LAUSR

Abstract The 1.49 Ga Norra Karr complex (Sweden) consists of deformed and metamorphosed peralkaline nepheline syenites that contain eudialyte-group minerals as the major host of high field strength elements and rare earth elements. Earlier studies revealed the presence of distinct generations of eudialyte-group minerals and clinopyroxene of magmatic and metamorphic origin. Here, we present the trace element characteristics of the different generations of rock-forming minerals. The trace element chemistry of eudialyte-group minerals mimic whole-rock compositions and display well-developed negative Eu-anomalies and strong Sr- and Ba-depletions in chondrite-normalized diagrams. They imply that the Norra Karr rocks developed by intense fractional crystallization from an alkali basaltic parental magma.

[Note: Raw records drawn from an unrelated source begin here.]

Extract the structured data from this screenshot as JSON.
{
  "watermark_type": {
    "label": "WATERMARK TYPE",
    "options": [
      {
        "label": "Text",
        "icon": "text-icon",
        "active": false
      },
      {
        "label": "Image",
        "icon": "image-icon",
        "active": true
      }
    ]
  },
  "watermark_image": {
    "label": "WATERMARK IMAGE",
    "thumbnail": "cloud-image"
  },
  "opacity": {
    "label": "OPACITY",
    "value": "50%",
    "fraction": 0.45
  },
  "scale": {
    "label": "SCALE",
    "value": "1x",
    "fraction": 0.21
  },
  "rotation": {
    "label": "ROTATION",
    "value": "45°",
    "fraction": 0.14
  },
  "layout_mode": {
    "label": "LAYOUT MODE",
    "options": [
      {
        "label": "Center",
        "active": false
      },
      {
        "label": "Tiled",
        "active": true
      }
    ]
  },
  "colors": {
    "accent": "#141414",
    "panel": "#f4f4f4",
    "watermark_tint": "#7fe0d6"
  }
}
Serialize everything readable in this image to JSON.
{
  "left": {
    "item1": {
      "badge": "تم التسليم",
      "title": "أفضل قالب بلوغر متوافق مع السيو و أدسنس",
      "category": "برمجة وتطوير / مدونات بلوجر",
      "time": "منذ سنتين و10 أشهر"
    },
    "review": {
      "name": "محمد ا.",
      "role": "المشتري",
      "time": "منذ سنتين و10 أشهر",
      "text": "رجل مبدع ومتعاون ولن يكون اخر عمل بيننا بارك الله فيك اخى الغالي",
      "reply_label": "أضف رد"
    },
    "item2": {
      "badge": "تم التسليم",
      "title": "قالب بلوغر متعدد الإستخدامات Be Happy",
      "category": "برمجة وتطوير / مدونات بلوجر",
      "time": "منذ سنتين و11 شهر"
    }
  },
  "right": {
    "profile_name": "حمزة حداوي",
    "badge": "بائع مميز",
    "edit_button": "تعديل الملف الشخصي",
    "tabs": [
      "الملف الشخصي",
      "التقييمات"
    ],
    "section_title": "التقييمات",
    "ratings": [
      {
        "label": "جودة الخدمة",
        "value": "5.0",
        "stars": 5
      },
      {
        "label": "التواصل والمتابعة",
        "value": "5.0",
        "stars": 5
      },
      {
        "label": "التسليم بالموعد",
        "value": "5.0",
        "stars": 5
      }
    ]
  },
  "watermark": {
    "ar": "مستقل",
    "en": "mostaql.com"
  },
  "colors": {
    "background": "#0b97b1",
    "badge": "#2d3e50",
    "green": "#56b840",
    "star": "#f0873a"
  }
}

Our data further illustrate that eudialyte-group minerals do not strongly fractionate the geochemical twins Zr/Hf, Y/Ho and Nb/Ta during magmatic processes. The transition from a magmatic to metamorphic environment is marked in EGM by a drop in Y/Ho and Nb/Ta. The exceptional enrichment of heavy rare earth elements in late metamorphic eudialyte may result from residual enrichment: light rare earth elements (and Nb) were preferentially mobilized to form local secondary light rare earth-rich rinkite-group mineral assemblages, while the heavy REE stayed behind and formed heavy REE-rich eudialyte. Magmatic clinopyroxene shows a clear preference for Hf over Zr, while on a subunit scale a negative correlation of the total REE in cpx and in EGM is noticed. Both indicate that early cpx fractionation would not only increase Zr/Hf of the evolving melt, but also affect the REE deportment in major HFSE-hosts.